Le Conseil de sécurité discute de l’aide à apporter à l’Afghanistan

Le Conseil de sécurité de l’ONU a confirmé que les Nations unies devaient continuer à fournir une aide humanitaire à l’Afghanistan contrôlé par les talibans.

Mais des divergences s’expriment entre les membres sur la manière de traiter avec les nouveaux maîtres de Kaboul ou de financer cette assistance.

Le conseil a débattu jeudi de la question. Une mission de l’ONU travaille en Afghanistan depuis 20 ans.

L’envoyée spéciale des Nations unies pour l’Afghanistan, Deborah Lyons, a prévenu que la vie de millions d’Afghans dépendra de la manière dont les talibans choisiront de gouverner.

Elle a expliqué : « Il faut trouver un modus vivendi, et rapidement, qui permette à l’argent d’affluer en Afghanistan pour éviter un effondrement total de l’économie et de l’ordre social ».

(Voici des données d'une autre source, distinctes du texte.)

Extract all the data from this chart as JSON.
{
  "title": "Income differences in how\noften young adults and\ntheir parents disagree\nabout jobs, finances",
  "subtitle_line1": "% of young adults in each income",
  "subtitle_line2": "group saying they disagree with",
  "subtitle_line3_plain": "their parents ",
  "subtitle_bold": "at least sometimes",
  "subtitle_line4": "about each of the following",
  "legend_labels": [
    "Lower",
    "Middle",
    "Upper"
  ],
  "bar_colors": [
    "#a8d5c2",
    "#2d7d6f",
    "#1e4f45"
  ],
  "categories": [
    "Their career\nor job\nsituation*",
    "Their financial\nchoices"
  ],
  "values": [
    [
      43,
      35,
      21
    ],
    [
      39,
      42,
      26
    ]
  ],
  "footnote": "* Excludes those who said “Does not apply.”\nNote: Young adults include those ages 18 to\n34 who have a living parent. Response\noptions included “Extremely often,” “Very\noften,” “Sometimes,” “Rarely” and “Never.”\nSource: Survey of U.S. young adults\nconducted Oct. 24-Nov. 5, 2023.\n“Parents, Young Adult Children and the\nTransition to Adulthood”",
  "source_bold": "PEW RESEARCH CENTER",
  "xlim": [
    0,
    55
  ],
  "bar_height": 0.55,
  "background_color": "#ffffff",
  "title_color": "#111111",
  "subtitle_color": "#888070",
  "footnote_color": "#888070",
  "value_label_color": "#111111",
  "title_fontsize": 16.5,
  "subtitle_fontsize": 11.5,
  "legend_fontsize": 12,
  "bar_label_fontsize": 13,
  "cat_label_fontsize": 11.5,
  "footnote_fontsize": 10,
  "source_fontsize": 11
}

Malala Yousafzai, lauréate du prix Nobel de la paix et qui défend le droit à l’éducation des filles, a expliqué sur internet que l’aide de l’ONU devrait contribuer à protéger le droit à l’éducation et à l’emploi des femmes en Afghanistan.

Le haut diplomate américain Jeffrey DeLaurentis a reconnu l’importance d’une telle assistance. Mais il a également exhorté les talibans à remplir leurs obligations humanitaires fondées sur le droit international. Il a déclaré que « les talibans recherchent la légitimité et le soutien internationaux » mais que « toute légitimité et tout soutien devront être mérités ».

L’ambassadeur adjoint de la Chine auprès des Nations unies, Geng Shuang, a évoqué les avoirs du gouvernement afghan à l’étranger, qui ont été gelés. Il a noté que ces avoirs devraient être utilisés au profit des Afghans et non comme levier pour menacer ou pour imposer des restrictions aux talibans.

L’ambassadeur russe auprès de l’ONU, Vassily Nebenzia, a noté que la levée du gel des avoirs pourrait bénéficier au peuple afghan.